Actual evidence of efficacy did not support capnography use during propofol sedation. (Imagae source: Thinkstock)

Anesthesiologists routinely use capnography for both general anesthesia and sedation. We consider this the standard of care for sedation. This is not the case for nonanesthesiologists (e.g., specialists and nurses) administering deep sedation. Should it be? Does capnography use prevent hypoxemia?

Dr. Kim van Loon, Division of Anesthesiology Intensive Care and Emergency Medicine, University Medical Center Utrecht, Utrecht, the Netherlands, and coauthors randomized over 400 adults undergoing minor gynecologic procedures to receive either capnography or only standard monitoring. The results of their analysis are published in this month’s issue of Anesthesia & Analgesia in the article titled “Capnography During Deep Sedation with Propofol by Nonanesthesiologists: A Randomized Controlled Trial.”

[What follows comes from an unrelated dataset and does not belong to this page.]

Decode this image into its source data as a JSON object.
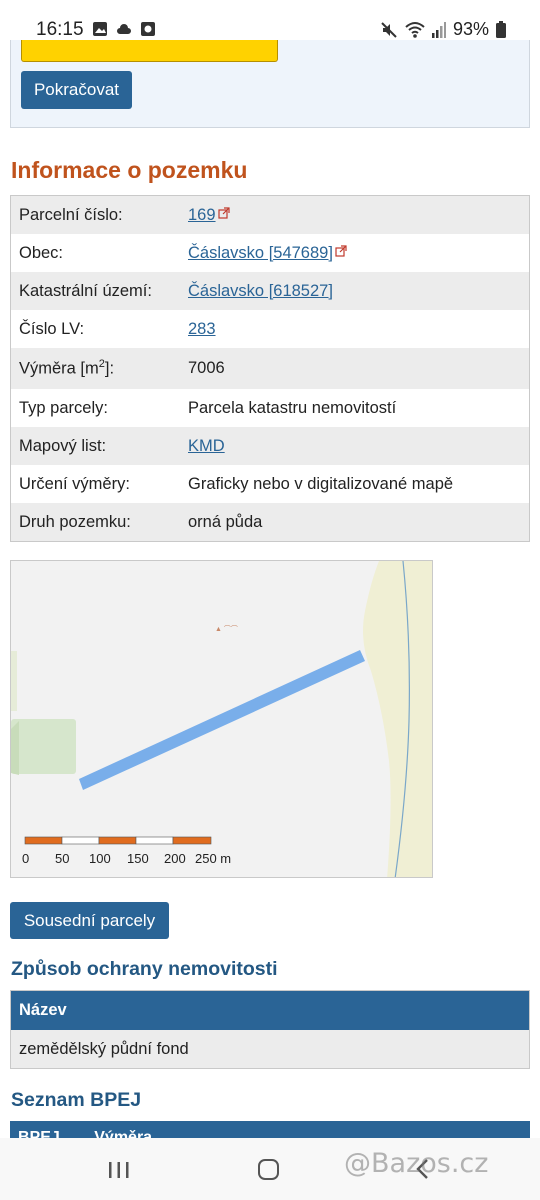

The authors hypothesized that patients undergoing deep sedation with propofol where capnography was used would have a lower incidence of hypoxemia. For the trial, oxygen was not routinely administered. Pulse oximetry was monitored for both the capnography and standard care groups,

The incidence of hypoxemia (Spo2 <91%) was 25.7% in the capnography group and 24.9% in the standard care group. The number of patients who experienced profound hypoxemia (Spo2 <81%) was similar across groups (3.4% vs. 2.9%), and the number of those whose hypoxemic episode was prolonged (≥60 sec) did not differ significantly (3.9% vs. 1.4%). Nonetheless, most hypoxemic episodes were ≤15 sec. The incidence of airway manipulation, e.g., jaw-thrust, was higher for patients who received capnography (49.5% vs. 32.1%). Supplemental oxygen use was similar: it was administered in 12.6% of the capnography group and 8.1% of the standard care group.

This interesting manuscript demonstrates that when patients breathe room air, capnography does not provide a notable “early warning” of impending hypoxemia during deep sedation with propofol. It shows that withholding supplemental oxygen to detect hypoventilation is a bogus concept. Withholding supplemental oxygen in sedation patients results in high levels of hypoxia. Even if patients are monitored with capnography, the incidence of hypoxia is unacceptable.

The significant incidence of hypoxemia (25%) suggests that the combination of supplemental oxygen plus capnography might be a safer option. Indeed, the study that needs to be done is an evaluation of whether capnometry makes a difference in patients receiving supplemental oxygen. This study did not provide evidence that capnography improves patient safety because the study design increased the risk of hypoxia in all patients.